"Ne vous faites pas avoir par la propagande du Kremlin", alerte C à Vous. Non, les corps des civils à Boutcha n’ont pas été disposés là après le départ des soldats russes. C’est ce qu’a prétendu l’ambassadeur russe auprès de l’ONU : "Je comprends que cela puisse être dur de voir tous ces corps et d’entendre ces témoignages, mais c’est-ce qu’ils veulent vous montrer. Vous ne pouvez pas ignorer les incohérences flagrantes de la vision que vous proposent les médias occidentaux. Le fait que ces cadavres n’étaient pas là juste après le départ des troupes russes a été confirmé par plusieurs vidéos".

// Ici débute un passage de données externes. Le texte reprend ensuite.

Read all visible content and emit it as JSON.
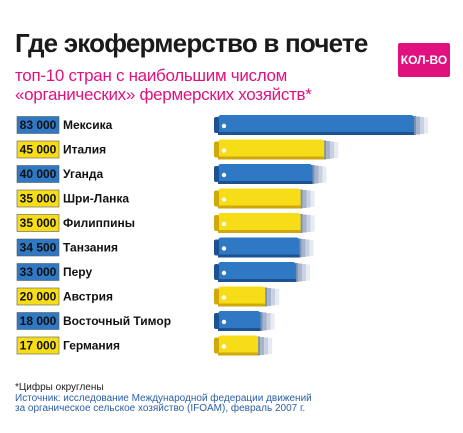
{
  "header": {
    "title": "Где экофермерство в почете",
    "badge": "КОЛ-ВО",
    "subtitle_line1": "топ-10 стран с наибольшим числом",
    "subtitle_line2": "«органических» фермерских хозяйств*"
  },
  "footer": {
    "note": "*Цифры округлены",
    "source_line1": "Источник: исследование Международной федерации движений",
    "source_line2": "за органическое сельское хозяйство (IFOAM), февраль 2007 г."
  },
  "colors": {
    "blue": "#2f78c4",
    "yellow": "#f7dd18",
    "accent": "#e0117f"
  },
  "chart_data": {
    "type": "bar",
    "orientation": "horizontal",
    "categories": [
      "Мексика",
      "Италия",
      "Уганда",
      "Шри-Ланка",
      "Филиппины",
      "Танзания",
      "Перу",
      "Австрия",
      "Восточный Тимор",
      "Германия"
    ],
    "value_labels": [
      "83 000",
      "45 000",
      "40 000",
      "35 000",
      "35 000",
      "34 500",
      "33 000",
      "20 000",
      "18 000",
      "17 000"
    ],
    "values": [
      83000,
      45000,
      40000,
      35000,
      35000,
      34500,
      33000,
      20000,
      18000,
      17000
    ],
    "bar_colors": [
      "blue",
      "yellow",
      "blue",
      "yellow",
      "yellow",
      "blue",
      "blue",
      "yellow",
      "blue",
      "yellow"
    ]
  }
}
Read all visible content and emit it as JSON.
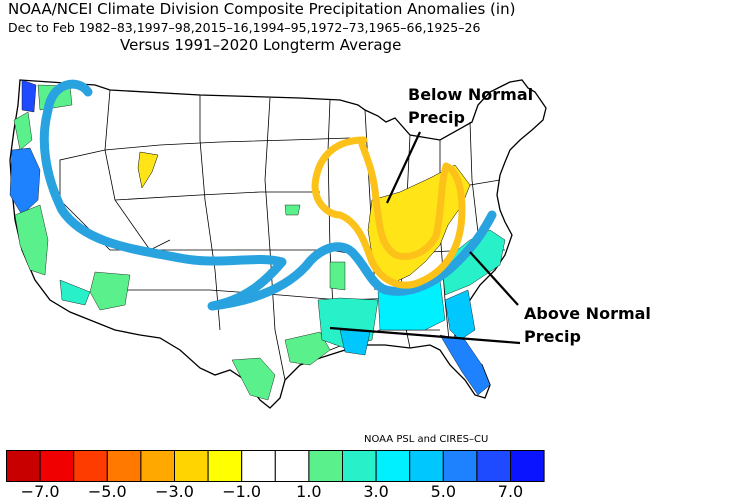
{
  "title": {
    "line1": "NOAA/NCEI Climate Division Composite Precipitation Anomalies (in)",
    "line2": "Dec to Feb  1982–83,1997–98,2015–16,1994–95,1972–73,1965–66,1925–26",
    "line3": "Versus 1991–2020 Longterm Average"
  },
  "annotations": {
    "below_line1": "Below Normal",
    "below_line2": "Precip",
    "above_line1": "Above Normal",
    "above_line2": "Precip"
  },
  "credit": "NOAA PSL and CIRES–CU",
  "legend": {
    "colors": [
      "#c80000",
      "#f00000",
      "#ff3c00",
      "#ff7800",
      "#ffa800",
      "#ffd400",
      "#ffff00",
      "#ffffff",
      "#ffffff",
      "#5af08c",
      "#28f0c8",
      "#00f0ff",
      "#00c8ff",
      "#1e82ff",
      "#1e4bff",
      "#0a14ff"
    ],
    "tick_labels": [
      "−7.0",
      "−5.0",
      "−3.0",
      "−1.0",
      "1.0",
      "3.0",
      "5.0",
      "7.0"
    ]
  },
  "colors": {
    "jet_stream": "#29a3e0",
    "drought_outline": "#fcc21a",
    "dry_fill": "#ffe418"
  }
}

Mais The New York Times a prouvé le contraire en publiant les images satellite des rues de Boutcha datant de trois semaines et donc bien avant le départ des russes, où l’on aperçoit les mêmes corps aux mêmes endroits, que l’on peut facilement comparer aux vidéos filmées sur place. À la rédaction de C à Vous, Matthieu Belliard a vérifié ces images : "On constate que lorsque les russes tenaient encore la ville de Boutcha, il y avait déjà ces corps en pleine rue. On a pu le vérifier sur plusieurs centaines de mètres ainsi".
C à Vous a également interrogé les Ukrainiens qui tentent de fuir en prenant le train à Kramatorsk, où une école et un bus – rempli de réfugiés selon un témoin – ont été visé par les bombes. "Les dernières rumeurs provenant de source officielle, c’est que la Russie déplace son armée vers l’Est, et que nous serons encerclés. Cela pourrait être un deuxième Marioupol, ici", a notamment confié une jeune fille. Malheureusement, la circulation des trains ont été interrompus ce mardi à Kramatorsk. "Après les bombardements, les voies ferrées devaient être inspectées", a rapporté Matthieu Belliard.